A significant aspect of the conference was the appearance of a true collective leadership, capable of harmonious collaboration and division of labor and bound together by a common standpoint on all important questions. The close unity of the leadership with the Opposition movement as a whole was illustrated by the conscious and deliberate support given to all its proposals by the conference delegates and by the unanimous election of the National Committee. A nucleus of leadership evolving by these processes in the heat of struggle will have an organic character. It will have a real authority and will be able to exert a unifying influence on the movement. It needs no appointment by cablegram and cannot be removed that way.
The political and organizational tasks of the Opposition are determined basically by the situation of the Russian revolution and the Comintern. Representing the stream of genuine proletarian internationalism, the Communist Opposition equally rejects the bureaucratic caricature of internationalism by the subsidized Stalin consulates, and the reaction to Social Democratic national narrowness of the right-wing Brandler groups. The course of the Russian revolution, which has now reached a turning point, is fateful for the international class struggle. The final victory of socialism in the Soviet Union, in the economic as well as military sense, can be assured only by the international revolution. In the interval only the platform of the Russian Opposition can strengthen the socialist as against the capitalist and restorationist elements in the Soviet Union.
The regime in the Russian party decides the regime in the International, and the present crisis in the Comintern is due to the fact that opportunism and bureaucratism have entered into the leadership of the CPSU and resulted in the general demoralization of the sections and the expulsion of the left wing. The Opposition refuses to identify the International with the Stalin hierarchy. It is the Opposition which in reality represents the historic line of the Third International, for the leadership of which it will struggle both inside and outside the party. The victorious outcome of this struggle depends not only on the sharpening class struggle in the USSR, in the capitalist world, and the Orient, but on the active and organized intervention of the Left Communist Opposition.
The conference turned a corner in the struggle of the American regiment of world Bolshevism and opened up a new stage of its development.
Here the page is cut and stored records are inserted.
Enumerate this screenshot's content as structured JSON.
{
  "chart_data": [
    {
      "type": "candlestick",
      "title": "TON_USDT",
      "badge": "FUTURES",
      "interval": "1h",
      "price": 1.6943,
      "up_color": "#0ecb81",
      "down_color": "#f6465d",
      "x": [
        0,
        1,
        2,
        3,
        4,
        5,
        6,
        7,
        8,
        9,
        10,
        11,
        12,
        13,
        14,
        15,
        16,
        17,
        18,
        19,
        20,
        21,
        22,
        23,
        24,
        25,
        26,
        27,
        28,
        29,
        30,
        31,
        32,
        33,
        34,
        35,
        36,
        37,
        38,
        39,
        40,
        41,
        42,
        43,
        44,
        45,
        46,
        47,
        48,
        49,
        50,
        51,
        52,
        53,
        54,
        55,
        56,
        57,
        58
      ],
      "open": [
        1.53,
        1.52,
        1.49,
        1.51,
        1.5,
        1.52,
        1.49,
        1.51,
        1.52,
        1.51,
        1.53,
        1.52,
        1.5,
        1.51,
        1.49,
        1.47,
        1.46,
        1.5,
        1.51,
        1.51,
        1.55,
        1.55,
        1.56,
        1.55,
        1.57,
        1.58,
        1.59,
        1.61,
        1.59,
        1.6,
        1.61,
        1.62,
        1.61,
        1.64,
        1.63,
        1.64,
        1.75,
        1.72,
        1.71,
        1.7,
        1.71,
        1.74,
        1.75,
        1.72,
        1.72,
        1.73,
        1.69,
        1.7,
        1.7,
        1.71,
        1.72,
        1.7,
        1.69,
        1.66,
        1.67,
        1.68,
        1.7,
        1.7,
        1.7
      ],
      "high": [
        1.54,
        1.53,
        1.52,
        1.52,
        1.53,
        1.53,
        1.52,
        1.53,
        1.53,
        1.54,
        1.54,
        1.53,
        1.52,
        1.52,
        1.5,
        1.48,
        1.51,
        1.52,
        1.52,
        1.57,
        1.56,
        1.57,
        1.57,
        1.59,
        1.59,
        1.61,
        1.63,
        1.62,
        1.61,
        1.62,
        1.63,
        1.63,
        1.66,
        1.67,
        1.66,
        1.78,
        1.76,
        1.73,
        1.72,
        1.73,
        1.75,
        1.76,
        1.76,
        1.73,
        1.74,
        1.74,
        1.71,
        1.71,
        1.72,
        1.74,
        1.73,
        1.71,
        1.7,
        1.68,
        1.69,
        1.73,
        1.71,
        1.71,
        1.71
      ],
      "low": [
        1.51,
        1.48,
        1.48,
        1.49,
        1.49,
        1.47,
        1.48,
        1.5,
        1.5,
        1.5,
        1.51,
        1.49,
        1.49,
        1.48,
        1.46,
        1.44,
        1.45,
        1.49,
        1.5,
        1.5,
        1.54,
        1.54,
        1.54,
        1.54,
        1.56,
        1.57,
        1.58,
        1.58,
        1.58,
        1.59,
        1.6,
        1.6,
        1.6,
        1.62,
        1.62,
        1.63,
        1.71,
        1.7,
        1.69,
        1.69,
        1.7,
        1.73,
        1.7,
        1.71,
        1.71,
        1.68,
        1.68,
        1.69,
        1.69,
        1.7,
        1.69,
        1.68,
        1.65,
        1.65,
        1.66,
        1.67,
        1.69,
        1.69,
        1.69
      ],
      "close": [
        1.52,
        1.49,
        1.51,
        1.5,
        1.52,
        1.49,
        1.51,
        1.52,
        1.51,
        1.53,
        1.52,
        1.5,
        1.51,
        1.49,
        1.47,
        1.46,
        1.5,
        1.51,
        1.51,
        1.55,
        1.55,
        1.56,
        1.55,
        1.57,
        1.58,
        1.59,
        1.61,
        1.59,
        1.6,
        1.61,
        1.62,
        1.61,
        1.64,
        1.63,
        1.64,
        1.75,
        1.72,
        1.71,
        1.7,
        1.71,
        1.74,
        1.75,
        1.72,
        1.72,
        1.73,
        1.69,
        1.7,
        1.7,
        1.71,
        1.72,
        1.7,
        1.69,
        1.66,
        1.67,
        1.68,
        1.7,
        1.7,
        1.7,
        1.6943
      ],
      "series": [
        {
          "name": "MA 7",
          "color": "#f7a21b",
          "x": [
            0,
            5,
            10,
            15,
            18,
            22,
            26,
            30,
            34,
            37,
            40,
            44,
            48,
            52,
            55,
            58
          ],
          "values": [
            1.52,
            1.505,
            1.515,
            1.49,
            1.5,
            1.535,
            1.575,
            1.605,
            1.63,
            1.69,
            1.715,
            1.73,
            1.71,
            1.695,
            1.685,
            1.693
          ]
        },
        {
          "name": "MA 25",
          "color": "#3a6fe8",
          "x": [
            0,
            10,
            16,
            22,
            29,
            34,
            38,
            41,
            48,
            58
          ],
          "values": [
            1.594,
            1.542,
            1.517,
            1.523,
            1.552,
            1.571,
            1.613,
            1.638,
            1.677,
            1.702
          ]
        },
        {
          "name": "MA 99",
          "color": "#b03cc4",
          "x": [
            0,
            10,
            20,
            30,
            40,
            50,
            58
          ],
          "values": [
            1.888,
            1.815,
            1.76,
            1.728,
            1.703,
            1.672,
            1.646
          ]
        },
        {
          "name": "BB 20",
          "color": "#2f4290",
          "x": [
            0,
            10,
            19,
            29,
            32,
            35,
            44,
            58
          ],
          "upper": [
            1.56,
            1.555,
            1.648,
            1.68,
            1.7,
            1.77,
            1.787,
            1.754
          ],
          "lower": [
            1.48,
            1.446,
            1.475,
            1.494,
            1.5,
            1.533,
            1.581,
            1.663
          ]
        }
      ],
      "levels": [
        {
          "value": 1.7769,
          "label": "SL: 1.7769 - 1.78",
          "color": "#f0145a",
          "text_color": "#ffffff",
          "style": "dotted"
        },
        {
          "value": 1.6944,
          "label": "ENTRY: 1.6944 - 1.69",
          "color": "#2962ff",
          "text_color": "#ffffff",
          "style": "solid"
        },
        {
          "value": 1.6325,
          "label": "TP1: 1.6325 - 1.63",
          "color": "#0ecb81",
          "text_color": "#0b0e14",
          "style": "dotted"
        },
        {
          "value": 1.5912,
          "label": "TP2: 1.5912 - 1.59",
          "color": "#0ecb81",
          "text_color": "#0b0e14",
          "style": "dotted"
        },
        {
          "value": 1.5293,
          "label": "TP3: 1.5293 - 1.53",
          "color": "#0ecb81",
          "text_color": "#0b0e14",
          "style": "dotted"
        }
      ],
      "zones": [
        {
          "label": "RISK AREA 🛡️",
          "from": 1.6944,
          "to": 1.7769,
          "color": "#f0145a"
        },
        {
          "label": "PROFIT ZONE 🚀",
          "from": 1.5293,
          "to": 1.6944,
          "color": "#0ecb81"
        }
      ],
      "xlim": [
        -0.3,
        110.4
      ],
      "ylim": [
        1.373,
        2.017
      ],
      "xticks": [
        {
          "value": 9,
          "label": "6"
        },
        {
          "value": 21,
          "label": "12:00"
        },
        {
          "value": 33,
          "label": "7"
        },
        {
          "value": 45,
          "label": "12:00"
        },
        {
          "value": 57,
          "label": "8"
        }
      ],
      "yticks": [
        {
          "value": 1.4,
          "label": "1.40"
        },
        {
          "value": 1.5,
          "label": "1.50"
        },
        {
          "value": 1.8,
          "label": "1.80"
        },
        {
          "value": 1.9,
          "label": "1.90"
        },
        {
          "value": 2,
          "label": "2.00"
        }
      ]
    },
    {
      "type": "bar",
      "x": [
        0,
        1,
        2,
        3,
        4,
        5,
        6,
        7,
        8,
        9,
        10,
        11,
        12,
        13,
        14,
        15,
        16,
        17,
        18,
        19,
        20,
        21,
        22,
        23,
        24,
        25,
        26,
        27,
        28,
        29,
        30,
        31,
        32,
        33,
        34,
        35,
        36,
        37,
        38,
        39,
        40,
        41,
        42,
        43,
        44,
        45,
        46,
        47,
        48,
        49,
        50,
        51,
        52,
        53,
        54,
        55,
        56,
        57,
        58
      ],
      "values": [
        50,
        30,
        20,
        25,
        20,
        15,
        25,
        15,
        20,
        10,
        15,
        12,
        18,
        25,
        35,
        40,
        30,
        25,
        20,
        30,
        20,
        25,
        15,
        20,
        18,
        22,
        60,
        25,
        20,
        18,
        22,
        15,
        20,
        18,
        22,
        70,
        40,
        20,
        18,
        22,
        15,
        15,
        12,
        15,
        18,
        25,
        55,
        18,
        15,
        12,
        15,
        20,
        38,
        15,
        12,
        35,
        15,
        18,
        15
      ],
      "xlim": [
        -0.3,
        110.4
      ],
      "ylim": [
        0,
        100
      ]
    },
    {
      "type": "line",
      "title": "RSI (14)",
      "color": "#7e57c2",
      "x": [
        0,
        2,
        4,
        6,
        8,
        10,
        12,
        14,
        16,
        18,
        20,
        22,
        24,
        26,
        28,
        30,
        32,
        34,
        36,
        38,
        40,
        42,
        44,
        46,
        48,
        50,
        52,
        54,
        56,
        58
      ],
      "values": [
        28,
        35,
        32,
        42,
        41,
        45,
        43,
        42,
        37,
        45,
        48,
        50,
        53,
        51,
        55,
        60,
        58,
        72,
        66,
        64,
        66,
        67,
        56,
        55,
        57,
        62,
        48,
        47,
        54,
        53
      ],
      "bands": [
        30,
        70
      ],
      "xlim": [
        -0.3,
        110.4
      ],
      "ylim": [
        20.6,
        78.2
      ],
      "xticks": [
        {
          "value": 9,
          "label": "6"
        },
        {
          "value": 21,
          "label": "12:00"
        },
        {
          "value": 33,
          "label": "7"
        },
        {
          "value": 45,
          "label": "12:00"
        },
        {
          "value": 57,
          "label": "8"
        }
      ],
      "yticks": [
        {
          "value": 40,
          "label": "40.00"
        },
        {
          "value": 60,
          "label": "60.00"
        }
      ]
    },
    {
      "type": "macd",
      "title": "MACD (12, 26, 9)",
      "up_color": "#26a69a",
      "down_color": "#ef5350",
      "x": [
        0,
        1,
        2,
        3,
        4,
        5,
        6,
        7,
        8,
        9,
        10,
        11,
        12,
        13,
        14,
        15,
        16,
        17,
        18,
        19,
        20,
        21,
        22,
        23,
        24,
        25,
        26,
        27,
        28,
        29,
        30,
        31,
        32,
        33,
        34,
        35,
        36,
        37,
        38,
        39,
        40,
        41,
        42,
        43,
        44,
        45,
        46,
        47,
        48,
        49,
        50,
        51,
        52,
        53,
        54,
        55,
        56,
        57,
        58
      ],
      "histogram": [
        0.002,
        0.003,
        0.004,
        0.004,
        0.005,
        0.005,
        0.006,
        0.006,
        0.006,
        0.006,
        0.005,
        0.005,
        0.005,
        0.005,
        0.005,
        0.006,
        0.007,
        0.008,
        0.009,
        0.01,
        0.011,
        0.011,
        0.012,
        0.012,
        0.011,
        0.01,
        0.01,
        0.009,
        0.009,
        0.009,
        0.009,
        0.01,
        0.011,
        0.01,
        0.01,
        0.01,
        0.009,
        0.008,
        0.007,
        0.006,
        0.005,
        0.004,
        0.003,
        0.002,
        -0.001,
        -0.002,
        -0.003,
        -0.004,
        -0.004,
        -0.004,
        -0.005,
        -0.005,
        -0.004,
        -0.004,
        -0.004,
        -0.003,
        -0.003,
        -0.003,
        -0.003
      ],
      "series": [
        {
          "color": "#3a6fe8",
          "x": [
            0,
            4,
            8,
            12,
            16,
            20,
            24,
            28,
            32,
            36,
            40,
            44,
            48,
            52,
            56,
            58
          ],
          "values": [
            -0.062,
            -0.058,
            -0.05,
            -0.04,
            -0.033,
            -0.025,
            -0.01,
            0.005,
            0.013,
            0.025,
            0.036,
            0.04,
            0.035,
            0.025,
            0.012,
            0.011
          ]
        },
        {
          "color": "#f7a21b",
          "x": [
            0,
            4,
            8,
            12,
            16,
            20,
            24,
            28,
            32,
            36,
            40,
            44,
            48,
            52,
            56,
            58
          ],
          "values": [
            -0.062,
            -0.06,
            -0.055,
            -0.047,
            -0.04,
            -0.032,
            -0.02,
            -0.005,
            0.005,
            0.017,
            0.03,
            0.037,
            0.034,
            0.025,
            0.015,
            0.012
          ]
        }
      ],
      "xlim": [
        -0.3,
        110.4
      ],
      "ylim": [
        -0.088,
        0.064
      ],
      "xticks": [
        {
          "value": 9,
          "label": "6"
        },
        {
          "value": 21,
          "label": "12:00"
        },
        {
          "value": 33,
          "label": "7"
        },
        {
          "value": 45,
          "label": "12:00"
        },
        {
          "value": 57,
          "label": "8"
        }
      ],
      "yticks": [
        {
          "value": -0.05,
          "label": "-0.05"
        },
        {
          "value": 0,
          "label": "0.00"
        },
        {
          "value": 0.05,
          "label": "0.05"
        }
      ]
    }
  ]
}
It faced its problems, its difficulties, and its prospects realistically and showed a collective will to battle onward to victory. This victory will come all the sooner if the members of the Communist Opposition promptly carry out the decisions of the national conference to organize their forces more cohesively, develop a firmer and more conscious discipline, and work with increased energy to enlist new recruits under our banner, which is the banner of international communism.
The Militant was a weekly newspaper begun by supporters of the International Left Opposition recently expelled from the Communist Party in 1928 and published in New York City. Led by James P Cannon, Max Schacthman, Martin Abern, and others, the new organization called itself the Communist League of America (Opposition) and saw itself as an outside faction of both the Communist Party and the Comintern. After 1933, the group dropped ‘Opposition’ and advocated a new party and International. When the CLA fused with AJ Muste’s American Workers Party in late 1934, the paper became the New Militant as the organ of the newly formed Workers Party of the United States.